Step 4: Transition to Immunotherapy When Appropriate

• Confirm preserved liver function (Child-Pugh A, ECOG 0-1) 1
• Initiate atezolizumab/bevacizumab or other approved immunotherapy combination 1
• Do not continue TACE concurrently 1, 2

Special Consideration: Patients with More Extensive Disease

For intermediate-stage patients with extensive liver-confined disease (beyond up-to-seven criteria, multiple bilobar lesions, or infiltrative pattern): 1

• These patients may achieve better outcomes with systemic therapy upfront rather than TACE 1
• Consider primary systemic immunotherapy (atezolizumab/bevacizumab) without TACE 1
• TACE in this population risks significant hepatic injury without meaningful tumor control 1

Critical Pitfalls to Avoid

Do not combine TACE with immunotherapy based solely on promising retrospective data when high-quality guidelines recommend against it. 1, 2 The risk of hepatic decompensation may eliminate any survival benefit and preclude all further treatment options.

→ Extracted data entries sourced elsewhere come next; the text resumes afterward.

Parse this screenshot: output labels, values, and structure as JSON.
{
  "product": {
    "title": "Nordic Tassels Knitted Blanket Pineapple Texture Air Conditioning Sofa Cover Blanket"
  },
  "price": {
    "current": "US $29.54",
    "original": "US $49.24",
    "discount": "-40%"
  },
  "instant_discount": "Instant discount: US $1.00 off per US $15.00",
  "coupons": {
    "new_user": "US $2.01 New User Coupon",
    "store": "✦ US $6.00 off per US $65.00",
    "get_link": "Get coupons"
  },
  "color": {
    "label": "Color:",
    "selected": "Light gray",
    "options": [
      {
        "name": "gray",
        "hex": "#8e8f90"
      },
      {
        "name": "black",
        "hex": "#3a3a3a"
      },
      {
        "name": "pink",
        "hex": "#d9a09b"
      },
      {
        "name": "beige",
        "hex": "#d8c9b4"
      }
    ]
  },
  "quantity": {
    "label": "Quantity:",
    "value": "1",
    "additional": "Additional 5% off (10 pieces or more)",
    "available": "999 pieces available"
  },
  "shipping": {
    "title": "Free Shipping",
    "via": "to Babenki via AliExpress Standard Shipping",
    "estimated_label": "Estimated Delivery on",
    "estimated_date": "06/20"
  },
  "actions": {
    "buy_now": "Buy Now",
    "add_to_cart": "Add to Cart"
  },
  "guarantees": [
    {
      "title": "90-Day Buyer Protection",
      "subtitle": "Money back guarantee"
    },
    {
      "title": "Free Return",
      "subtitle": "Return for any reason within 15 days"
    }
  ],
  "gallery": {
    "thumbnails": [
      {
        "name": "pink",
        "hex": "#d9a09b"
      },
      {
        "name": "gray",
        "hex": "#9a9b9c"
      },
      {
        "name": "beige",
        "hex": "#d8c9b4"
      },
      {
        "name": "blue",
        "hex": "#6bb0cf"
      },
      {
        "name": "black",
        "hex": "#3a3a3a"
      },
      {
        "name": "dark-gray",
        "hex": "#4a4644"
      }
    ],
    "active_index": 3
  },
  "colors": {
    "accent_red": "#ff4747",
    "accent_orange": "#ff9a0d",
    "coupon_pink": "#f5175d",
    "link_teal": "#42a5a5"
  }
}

Do not continue TACE beyond 2 sessions without radiological response. 1, 2 This represents TACE refractoriness requiring immediate treatment strategy change, not addition of systemic therapy.

Do not perform extensive TACE with massive chemo-embolic materials for >50% of liver volume. 6, 7 This significantly increases post-procedural liver failure risk, especially when considering future systemic therapy.

Do not use combination therapy in Child-Pugh B or C patients. 1, 6, 7 These patients lack safety data for both TACE and immunotherapy combinations and face prohibitive risks of hepatic decompensation.